Myriam Boulos - AWARE Artistes femmes / women artists

Myriam Boulos, Beyrouth, Liban, le 6 juillet 2018. Dead end, © Myriam Boulos

Dans un paroxysme d’errance, la série Tenderness (depuis 2018) donne aux ébats amoureux des accents existentialistes. L’érotisme se meut en postures auto-protectrices, les corps lovés les uns dans les autres semblent fuir notre regard, exhibant les stigmates d’une résistance à l’exclusion sociale et économique. Dans la série Dead End (2019) s’entremêlent le plaisir de la transgression et la violence de vivre dans les marges : le nu nocturne dans la rue, tel un happening fugitif pour renouer, à travers l’œil complice de M. Boulos, avec le cosmos et le paysage stellaire. Elle étreint pour mieux les souligner ces vies non productives ou non conformes qu’elle aborde sur le temps long, parlant même de slow documentary.

Certes, son approche au long cours s’expose dans les institutions internationales, surtout en France : entre 2019 et 2020, on la retrouve à l’Institut des cultures d’Islam et à l’Institut du monde arabe, mais aussi à l’Aperture Gallery à New York et au Beirut Art Center. Mais c’est dans la presse française que ses photos (Les Inrocks, Libération, Polka, Vogue…) – notamment la saisissante série réalisée durant la récente révolution libanaise2, dans le feu de l’action – circulent le plus.
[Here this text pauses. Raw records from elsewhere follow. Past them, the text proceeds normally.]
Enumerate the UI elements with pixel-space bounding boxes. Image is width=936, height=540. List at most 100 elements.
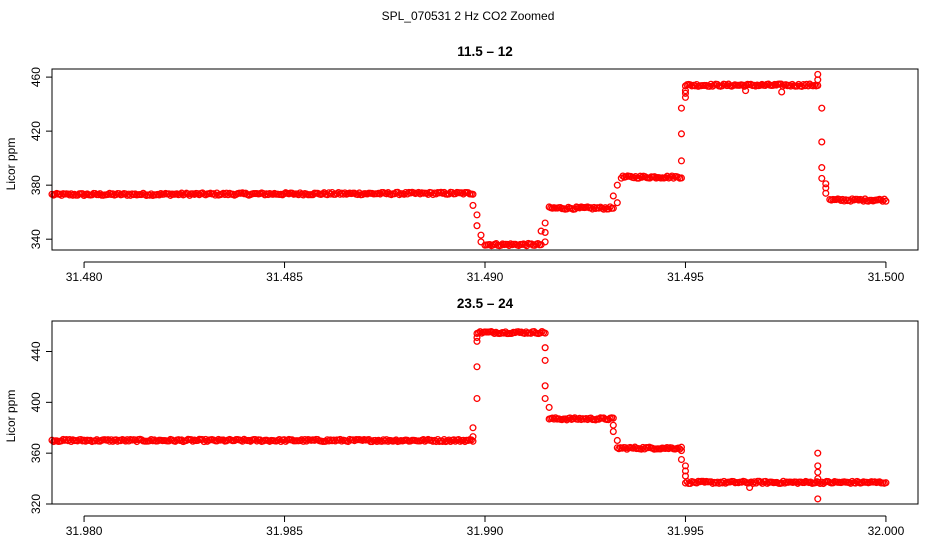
data-point (155, 191, 163, 199)
data-point (123, 191, 131, 199)
y-tick-label: 320 (29, 494, 43, 514)
data-point (541, 228, 549, 236)
data-point (609, 421, 617, 429)
data-point (536, 329, 544, 337)
data-point (541, 356, 549, 364)
data-point (302, 437, 311, 445)
data-point (419, 436, 427, 444)
y-tick-label: 360 (29, 443, 43, 463)
data-point (814, 462, 822, 470)
data-point (66, 436, 74, 444)
data-point (730, 477, 738, 486)
data-point (545, 403, 553, 411)
data-point (86, 436, 94, 444)
x-tick-label: 31.995 (667, 524, 704, 538)
data-point (742, 87, 750, 95)
plot-frame (51, 68, 919, 251)
data-point (445, 436, 453, 444)
data-point (189, 437, 197, 445)
data-point (104, 190, 112, 198)
data-point (537, 227, 545, 235)
data-point (238, 437, 247, 445)
data-point (778, 479, 786, 487)
x-axis: 31.480 31.485 31.490 31.495 31.500 (66, 261, 905, 284)
data-point (677, 104, 685, 112)
plot-frame (51, 320, 919, 505)
x-axis: 31.980 31.985 31.990 31.995 32.000 (66, 515, 905, 538)
data-point (677, 130, 685, 138)
data-point (681, 479, 690, 487)
data-point (194, 436, 202, 445)
data-point (677, 174, 685, 182)
data-points (48, 327, 890, 503)
data-point (803, 80, 811, 88)
figure-title: SPL_070531 2 Hz CO2 Zoomed (381, 9, 555, 23)
data-point (222, 189, 231, 197)
data-point (213, 437, 221, 445)
x-tick-label: 31.990 (467, 524, 504, 538)
data-point (818, 104, 826, 112)
data-point (473, 363, 481, 371)
data-point (630, 174, 638, 182)
data-point (566, 414, 574, 422)
data-point (469, 201, 477, 209)
y-tick-label: 420 (29, 121, 43, 141)
data-point (818, 138, 826, 146)
y-tick-label: 380 (29, 175, 43, 195)
data-point (839, 195, 847, 203)
data-point (609, 414, 617, 422)
data-point (793, 82, 801, 90)
y-tick-label: 460 (29, 67, 43, 87)
data-point (67, 190, 75, 198)
data-point (677, 455, 685, 464)
data-point (187, 436, 195, 444)
data-point (473, 337, 481, 345)
data-point (473, 211, 481, 219)
data-point (473, 394, 481, 403)
data-points (48, 70, 890, 250)
data-point (294, 191, 303, 199)
data-point (613, 181, 621, 189)
data-point (606, 203, 614, 211)
data-point (822, 180, 830, 188)
data-point (609, 192, 617, 200)
data-point (497, 241, 505, 249)
data-point (818, 174, 826, 182)
data-point (350, 437, 359, 445)
data-point (541, 382, 549, 390)
data-point (762, 477, 770, 485)
data-point (251, 435, 259, 444)
data-point (818, 164, 826, 172)
chart-title: 23.5 – 24 (457, 296, 514, 311)
data-point (629, 444, 637, 452)
data-point (176, 190, 184, 198)
data-point (882, 479, 890, 487)
data-point (373, 437, 381, 446)
x-tick-label: 31.485 (266, 270, 303, 284)
data-point (414, 188, 423, 197)
y-axis: 340 380 420 460 (29, 67, 52, 249)
data-point (713, 478, 722, 486)
x-tick-label: 31.480 (66, 270, 103, 284)
data-point (439, 437, 447, 446)
data-point (779, 477, 787, 485)
data-point (469, 190, 477, 198)
data-point (601, 204, 609, 212)
data-point (609, 204, 617, 212)
data-point (847, 479, 855, 487)
data-point (341, 189, 349, 197)
chart-title: 11.5 – 12 (457, 44, 513, 59)
data-point (451, 190, 459, 198)
data-point (107, 436, 115, 444)
x-tick-label: 31.985 (266, 524, 303, 538)
data-point (613, 199, 621, 207)
data-point (882, 197, 890, 205)
data-point (814, 468, 822, 476)
data-point (877, 196, 885, 204)
data-point (469, 437, 477, 445)
data-point (822, 189, 830, 197)
data-point (650, 173, 659, 181)
data-point (609, 428, 617, 436)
Actuellement en pleine période de documentation post-apocalyptique des suites de l’explosion du 4 août 2020, M. Boulos n’en reste pas moins une incarnation fulgurante et engagée du futur de la photographie, qui se dessine, tel un trait d’union, entre Paris et Beyrouth.

Morad Montazami

 

Myriam Boulos (née en 1992 à Beyrouth) émerge dans un pays divisé par la guerre qui a dû se réinventer. À l’âge de seize ans, elle commence à utiliser son appareil photo pour questionner Beyrouth, ses habitant·e·s et sa propre place dans la société libanaise. Diplômée en 2015 d’un master en photographie de l’Académie libanaise des beaux-arts, elle participe ensuite à des expositions collectives nationales et internationales, dont Infinite Identities (Amsterdam, Pays-Bas), la 3e Biennale des photographes du monde arabe (Paris), C’est Beyrouth (Paris), la Berlin Photo Week ou encore Photomed (Beyrouth). En 2014, elle reçoit le Purple Lens Award, qui la conduit à sa première exposition monographique en 2015. Sa deuxième exposition se tient en 2019 à l’Institut français du Liban. Aujourd’hui, elle utilise la photographie comme moyen d’exploration, de défiance et de résistance face à toutes les formes de domination sociale et politique.

1
LKatia Porroe Purple Lens by Byblos Bank, en 2014.

2
Soulèvement populaire déclenché le 17 octobre 2019.

Morad Montazami est historien de l’art, éditeur et commissaire d’exposition. Après cinq années passées en tant que « Middle Eastern/North African arts curator » à la Tate Modern de Londres (2014-2019), il dirige désormais la plateforme Zamân Books & Curating. Celle-ci développe les études transnationales sur les modernités arabes, africaines et asiatiques, à travers livres et expositions. Il a été le curateur de Volumes fugitifs : Faouzi Laatiris et l’Institut national des beaux-arts de Tétouan (musée Mohammed VI d’Art moderne et contemporain, Rabat, 2016), de Bagdad mon amour (Institut des cultures d’Islam, Paris, 2018) et de New Waves : Mohamed Melehi and the Casablanca Art School (The Mosaic Rooms, Londres, MACAAL, Marrakech, Alserkal Arts Foundation, Dubaï, 2019-2020).